I think I may have told Mark Zuckerberg too much.
First, on a sidebar, Facebook asked me, “Do you know this person?” and showed a picture of my father. Next Facebook started displaying “photo memories,” pictures of people I occasionally Facebook-stalk that were taken at events I didn’t attend. But then the site did the creepiest thing yet: It began advertising engagement rings. And wedding dresses. And venues.
“In a relationship?” one ad asked. “Northern Virginia’s top wedding venue is already half-booked for the 2011 wedding season! Click here now to reserve your wedding day.”
“Shouldn’t that be tied to how long we’ve been together?” my boyfriend asked nervously.
Somehow, based on the demographic information I provided about myself—female, in a relationship, college sophomore, unspecified age, liberal, interested in “This Weekend in D.C.” and “PostSecret”—I fell into Potomac Bridal’s target audience.
My boyfriend and I aren’t the only ones uncomfortable about Facebook advertising. My mom complains that all she gets are advertisements for wrinkle creams, Botox treatment, and weight loss programs, which she finds insulting.
“What does Facebook advertise to you?” I asked my boyfriend. “Tuxedos for your big day?”
“Cars,” he said. “Mazdas.”
My mom was jealous. “I’m the one who needs those advertisements!” she said. “I’d buy a little red Mazda!”
While it’s a recent phenomenon for advertisements to be tailored to us based on our Facebook information, our generation has been inundated with advertisements practically since birth. A.C. Nielsen Co., a media research firm, found that the average child sees 20,000 30-second television ads a year. By age 65, most people have seen two million television advertisements. These numbers don’t include the ads plastered on websites, billboards or sides of buses.
We’re so immersed in advertisements that we hardly notice them. But these advertisements can have an undeniable influence on how we see the world. We can learn a lot about our society from the way advertisements are structured. While some products fill a need, other advertisements create a need to fill.
Consider every infomercial you’ve ever seen. Is your stomach too flabby? Are your dishes not quite clean enough? Are your eyelashes too thin? Do you need a more exciting way to cut your apples? No problem! Just buy more crap. Good advertisements work by instilling a sense of anxiety that can only be alleviated by buying the product, even if that anxiety is unfounded.
As a result, many advertisements take the easy way out and try to tap into our anxiousness about social acceptance, especially our anxieties about gender roles. Is your girlfriend emasculating you by making you carry her lip balm? Drive a Dodge Charger. Is your drink too girly? Man up—get a Miller Lite. Are you a young woman in a relationship? Book your wedding venue before you become an old maid.
We have the freedom to choose not to buy a product or accept a particular stereotype. But if we don’t think critically, we incorporate the images we see on a regular basis into our understanding of what the world is “really like,” even if we ourselves don’t conform to the stereotype.
The bigger problem with Facebook advertisements is that they’re determined based on biographical information you’ve provided. It’s no secret that advertisements are targeted towards specific audiences. For the most part, these tactics are effective—companies know who is most likely to buy their product, and they know how to reach them. It’s fair to assume someone at a ballpark might want a beer, while someone watching television at home at 1 p.m. might want a Swiffer WetJet.
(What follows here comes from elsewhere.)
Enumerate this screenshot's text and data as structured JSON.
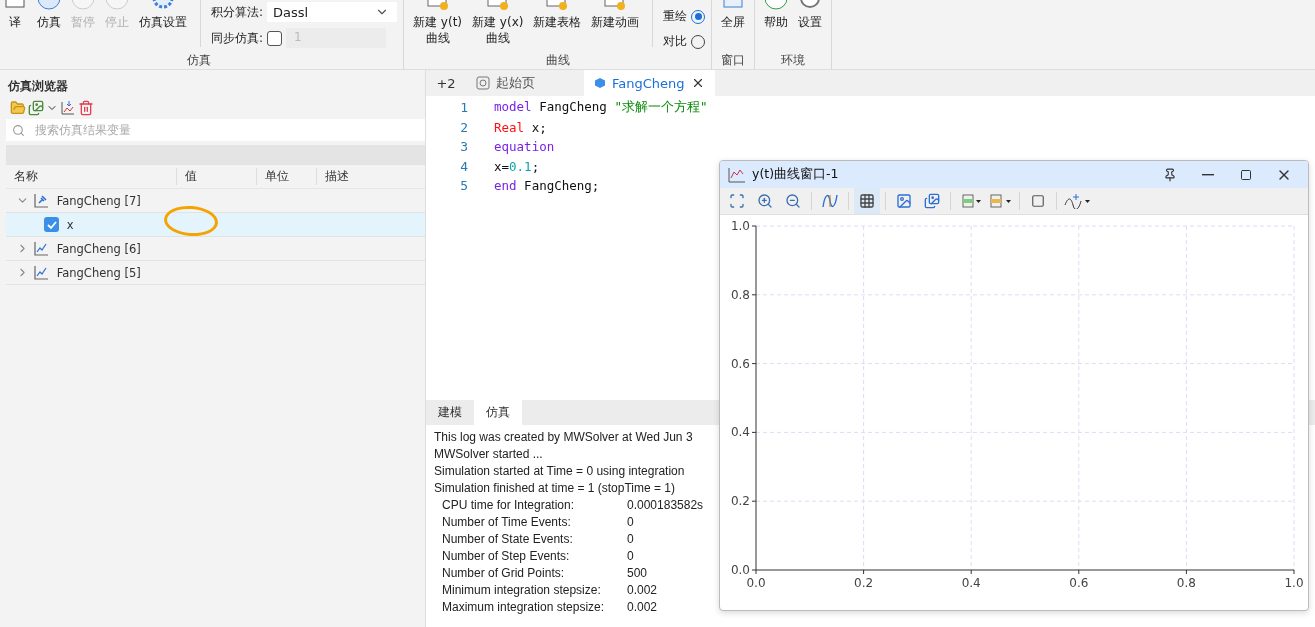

But Facebook advertisements merely bank on cultural assumptions about what individuals should want as a member of a certain demographic, which is often irrelevant to their actual desires. I’m a girl, so I’m supposed to be planning my wedding. My mom is older than 30, so she’s supposed to obsess about her appearance. My boyfriend, on the other hand, is the only one of us who would want a sports car. And if we accept the advertisers’ narrative as what is “normal,” while ignoring the interests that businesses have in perpetuating that narrative, we—sometimes literally—buy into stereotypes we would otherwise reject.
Do all women really have an intrinsic, biological need to fill their closets with uncomfortable shoes? Or is someone benefiting from the perpetuation of that assumption—perhaps, DSW? The next time you see an advertisement, ask yourself: In trying to make money, is this ad merely repeating a stereotype? If so, who is benefiting?
In the meantime—leave me alone, Potomac Bridals. Check back in a decade. And at that time, maybe my male peers will also be looking for tuxes.